Our barrister went into the court room and a few minutes later a court official came out and shouted Harry's name at the top of her voice. He stood up and followed her in. As I was included on the defence witness list, I was unable to go in the court room until I had given evidence. The court door slammed behind him and as I watched him turn right through the window in the door, I knew he would now be in the glass cage. Tears began to pour down my face. I looked around incase anyone was watching me and realised that the corridors had emptied as the court rooms had filled and actually I was alone. At this moment, this was the most alone and powerless I had ever felt.
A short break in proceedings was had an hour later, everyone came out except Harry, who had access to a toilet in the cage. It was only a short break, apparently the judge was renowned for frequent stops, late starts and early finishes. As our barrister walked passed me, she smiled, nodded and reassuringly said "he's ok". I suddenly noticed people in every day clothing leaving court 4. I hadn't noticed these people this morning going in, who were these people? Were they just being nosey or were they something to do with the case? Was one of them her? No surely not?? 15 minutes later and they were all back in, the legal people quickly followed by this small group of normally dressed people.
Another hour and a break for lunch. Harry came out looking quite bewildered and explained he wasn't allowed to leave the court building and he had to be back in the court in one hours time. I had packed him a sandwich and as I tried to force him to eat it, I knew my attempts were futile. We went to get a coffee and I gingerly asked him what had happened. He explained, nothing really, it was just legal talk and he believed they were just formally opening the case.

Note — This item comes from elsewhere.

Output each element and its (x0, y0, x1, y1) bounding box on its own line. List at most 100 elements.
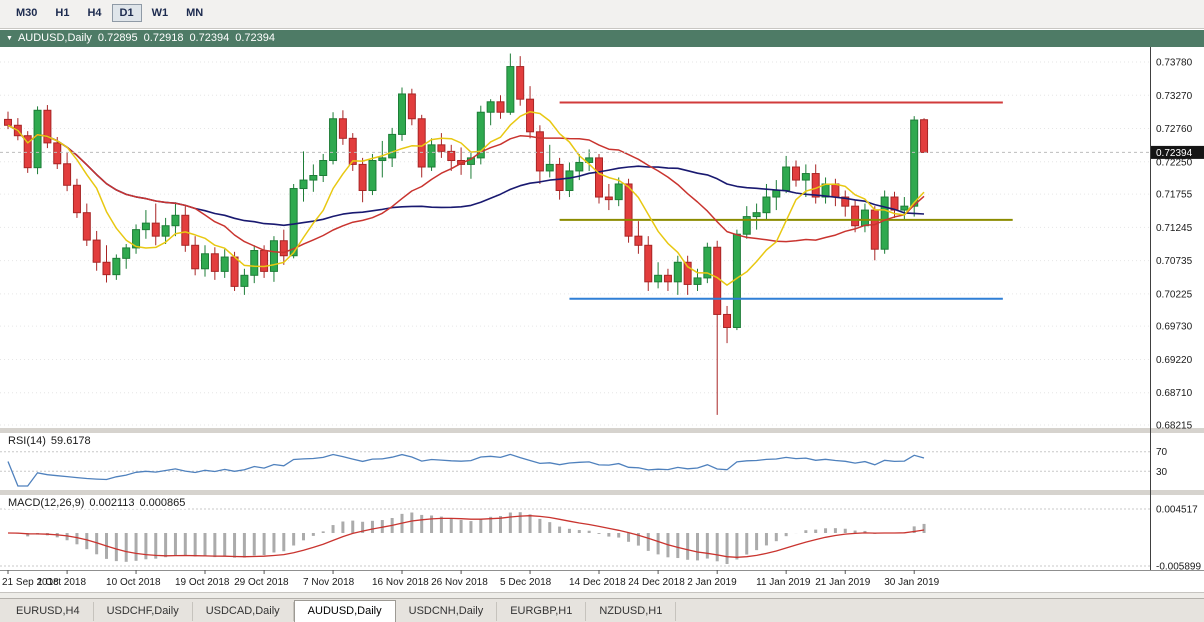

The afternoon was equally as fragmented as the morning including a short break in proceedings mid afternoon and the closing of the first day by 3.30pm. The afternoon consisted of swearing the jury in and presenting them with the opening details of the case. It had taken a little longer to swear the jury in as some people had declared an issue with their ability to sit on sexual abuse cases and our barrister had removed one juror who was a police officer. The jury was made up of 7 men and 5 women of varying ages.
On the way home, Harry wanted to call in at his sisters as he knew she would be worried about him. The rest of the afternoon/evening we closed the door at home and tried to come to terms with the events of the day.